Just a year ago, Aoun was a loud proponent of disarming Hezbollah. But now, shut out of power by the ruling coalition, he has accorded broader legitimacy to Hezbollah by giving it a cross-sectarian base, in exchange for Shi'ite support for his November 2007 presidential bid.

The government, Aoun said in an interview, has "bankrupted the country, and runs it like a mafia."

"They are puppets," Aoun said. "They cannot resist popular pressure and strikes, because they aren't supported by the people."

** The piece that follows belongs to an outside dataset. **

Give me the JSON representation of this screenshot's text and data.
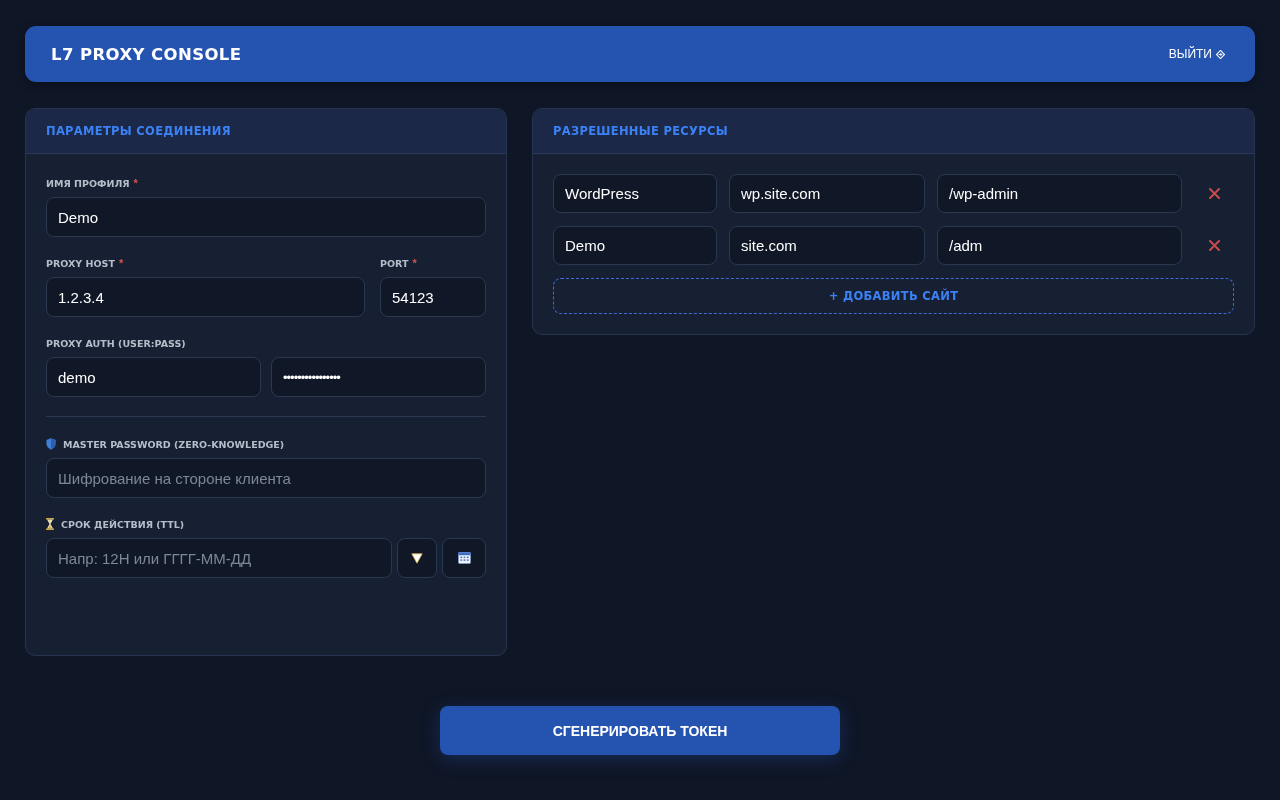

An increasingly weak and isolated government has reacted defensively to the Hezbollah-Aoun offensive. Saad Hariri, the son of slain former prime minister Rafik Hariri, heads the government's parliamentary bloc and is the unofficial leader of the government forces. After a war that he didn't want, he has been reduced to praising Hezbollah's "resistance" and describing the battle in southern Lebanon as a "victory."

Hariri, a Sunni, invited mayors from Shi'ite towns in the south to a recent Ramadan breakfast at his palatial Beirut mansion, to woo some of the Shi'ite politicians to support the government. In response to a small-town mayor at the breakfast who asked worriedly about the prospects for renewed civil war, Hariri called on young hotheads to "calm down."

"I don't want this country to fracture," Hariri said.

Like many in the government, Hariri said the solution lies in resuming the "National Dialogue," a series of meetings among all political factions to resolve thorny issues, including a new voting law and the question of how to disarm Hezbollah. That process had deadlocked when war broke out July 12, and Hezbollah officials dismiss the prospects for a new dialogue until their demand for more power is met.

"If we want to block the government, we could block it now," said Nawar El Sahili, a Hezbollah representative in parliament. "We insist we must change this government peacefully. We prefer not to go to the ground and have demonstrations. In the end, we may be obliged to go to the street. Peacefully, of course."